In other words, a sign relation L is a SUBSET of the cartesian product
OxSxI, a circumstance that Asciians write as "L c OxSxI".
HP: You also sound like Peirce's "correspondence" is also formal, in which case the
sign relation would not in itself be an adequate model of scientific inquiry.
That is, as a formal system, it does not address the problem of observation
and measurement.
JA: To make a long story short, what Peirce means by "correspondence" in
this definition is just the whole 3-adic sign relation itself, which
he occasionally describes as a "triple correspondence".
HP: But then the last sentence sounds like
this formal system is intended as an
alternate to a theory of truth often
used in science:
JA: He does not mean to suggest any sort of pallid 2-adic "imaging" or
"mirrortying" as implicated in a "correspondence notion of truth".
HP: The Hertz's modelling relation is instructive because
(1) it clearly separates the formal logical syntax of
our models (laws) from the empirical observational
semantics (initial conditions), which is essential
for physics, and
(2) it emphasizes the limits of scientific knowledge:
"We do not know, nor have we any means of knowing,
whether our conception of things are in conformity
with [external reality] in any other than this one
fundamental respect."
HP: So, to restate my main question:
Does Peircean inquiry strictly separate
the logical syntax of signs from the
semantics of observation?
SS: Perhaps I could clarify things a bit by noting that o-s-i involves an elsion concerning i.
I did not understand that last sentence.
SS: The object can be taken to exist "out there".
Yes, it can.
SS: The sign is a construction contributed to by both the object (its counterstructures - Uexküll)
and -- what?
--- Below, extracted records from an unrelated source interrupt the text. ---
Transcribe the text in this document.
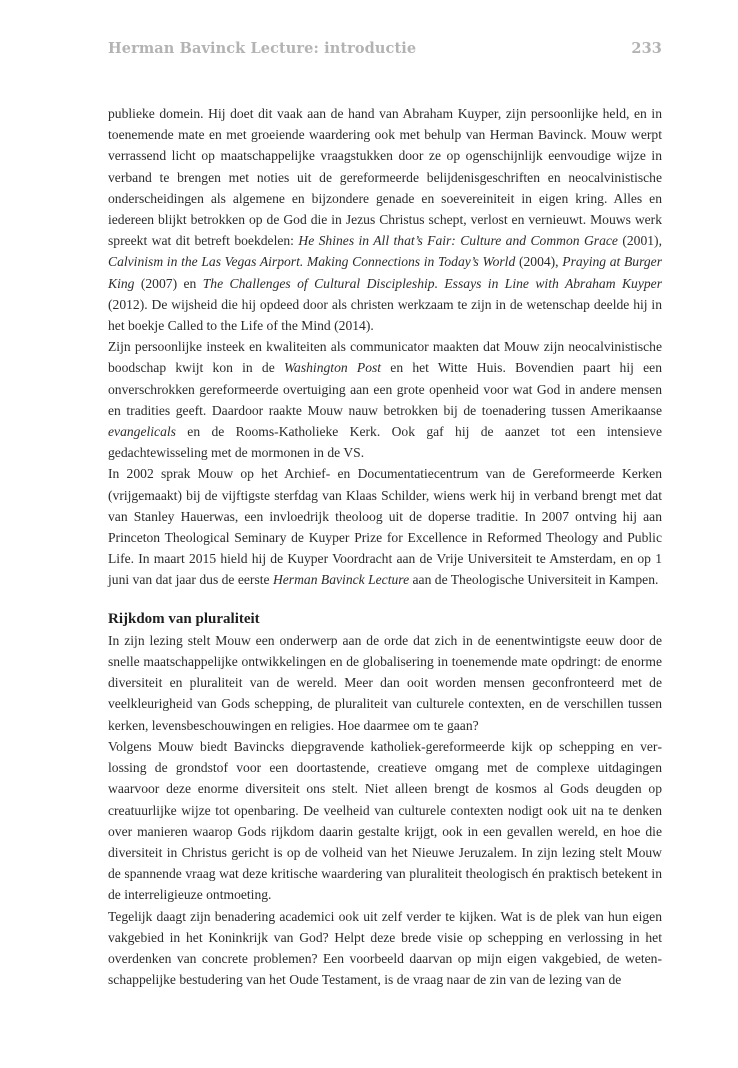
Herman Bavinck Lecture: introductie	233

publieke domein. Hij doet dit vaak aan de hand van Abraham Kuyper, zijn persoonlijke held, en in toenemende mate en met groeiende waardering ook met behulp van Herman Bavinck. Mouw werpt verrassend licht op maatschappelijke vraagstukken door ze op ogenschijnlijk eenvoudige wijze in verband te brengen met noties uit de gereformeerde belijdenisgeschriften en neocalvinistische onderscheidingen als algemene en bijzondere genade en soevereiniteit in eigen kring. Alles en iedereen blijkt betrokken op de God die in Jezus Christus schept, verlost en vernieuwt. Mouws werk spreekt wat dit betreft boekdelen: He Shines in All that’s Fair: Culture and Common Grace (2001), Calvinism in the Las Vegas Airport. Making Connections in Today’s World (2004), Praying at Burger King (2007) en The Challenges of Cultural Discipleship. Essays in Line with Abraham Kuyper (2012). De wijsheid die hij opdeed door als christen werkzaam te zijn in de wetenschap deelde hij in het boekje Called to the Life of the Mind (2014).

Zijn persoonlijke insteek en kwaliteiten als communicator maakten dat Mouw zijn neocalvinistische boodschap kwijt kon in de Washington Post en het Witte Huis. Bovendien paart hij een onverschrokken gereformeerde overtuiging aan een grote openheid voor wat God in andere mensen en tradities geeft. Daardoor raakte Mouw nauw betrokken bij de toenadering tussen Amerikaanse evangelicals en de Rooms-Katholieke Kerk. Ook gaf hij de aanzet tot een intensieve gedachtewisseling met de mormonen in de VS.

In 2002 sprak Mouw op het Archief- en Documentatiecentrum van de Gereformeerde Kerken (vrijgemaakt) bij de vijftigste sterfdag van Klaas Schilder, wiens werk hij in verband brengt met dat van Stanley Hauerwas, een invloedrijk theoloog uit de doperse traditie. In 2007 ontving hij aan Princeton Theological Seminary de Kuyper Prize for Excellence in Reformed Theology and Public Life. In maart 2015 hield hij de Kuyper Voordracht aan de Vrije Universiteit te Amsterdam, en op 1 juni van dat jaar dus de eerste Herman Bavinck Lecture aan de Theologische Universiteit in Kampen.

Rijkdom van pluraliteit

In zijn lezing stelt Mouw een onderwerp aan de orde dat zich in de eenentwintigste eeuw door de snelle maatschappelijke ontwikkelingen en de globalisering in toenemende mate opdringt: de enorme diversiteit en pluraliteit van de wereld. Meer dan ooit worden mensen geconfronteerd met de veelkleurigheid van Gods schepping, de pluraliteit van culturele contexten, en de verschillen tussen kerken, levensbeschouwingen en religies. Hoe daarmee om te gaan?

Volgens Mouw biedt Bavincks diepgravende katholiek-gereformeerde kijk op schepping en verlossing de grondstof voor een doortastende, creatieve omgang met de complexe uitdagingen waarvoor deze enorme diversiteit ons stelt. Niet alleen brengt de kosmos al Gods deugden op creatuurlijke wijze tot openbaring. De veelheid van culturele contexten nodigt ook uit na te denken over manieren waarop Gods rijkdom daarin gestalte krijgt, ook in een gevallen wereld, en hoe die diversiteit in Christus gericht is op de volheid van het Nieuwe Jeruzalem. In zijn lezing stelt Mouw de spannende vraag wat deze kritische waardering van pluraliteit theologisch én praktisch betekent in de interreligieuze ontmoeting.

Tegelijk daagt zijn benadering academici ook uit zelf verder te kijken. Wat is de plek van hun eigen vakgebied in het Koninkrijk van God? Helpt deze brede visie op schepping en verlossing in het overdenken van concrete problemen? Een voorbeeld daarvan op mijn eigen vakgebied, de wetenschappelijke bestudering van het Oude Testament, is de vraag naar de zin van de lezing van de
Some semioticians have supplied for this 'what', a system of interpretance (SI).
In my work I speak of a "system of interpretation" (SOI) -- excuse my French.
SS: This system not only co-constructs the sign, but fully, by (or within) itself,
constructs the interpretant(s). In this light, we can assign the formality to
the SI, AS WELL AS a complex of sensation -> feedback --> perception, which
make up measurement.
I might, perhaps, prefer to say that the connotative aspect of a SOI
is constituted of signs, interpretant signs, and their relationship.
But "affects and impressions" (the Greek "pathemata"), the "data of the senses" (DOTS),
measurements, perceptions, and intelligible conceptions are all just special types of
signs, all with their own interpretant signs in the minds of ensouled creatures.
SS: So, the SI is responsible for both the formalisms and the measurements.
I believe that Nature, the ever pressent object reality,
has its share of responsibility for our impressions and
perforce must be assigned a part in the cosmic dialogue.
SS: Yet they are separate actvities.
I would not say "separate", not if I was being careful,
neither one being autonomous with respect to the other.
I prefer "moderately or relatively independent" (MORI).
SS: Without the predicament of the SI, with its needs and desires,
there is no semiosis in this more restricted sense (which is
approprate to Howard's questions). Measurement and formal
manipulations would, then, not be separated in one sense
because they are linked through the needs of the SI,
and so interpenetrate in one way or another.
Yes, I think that says it very admirably.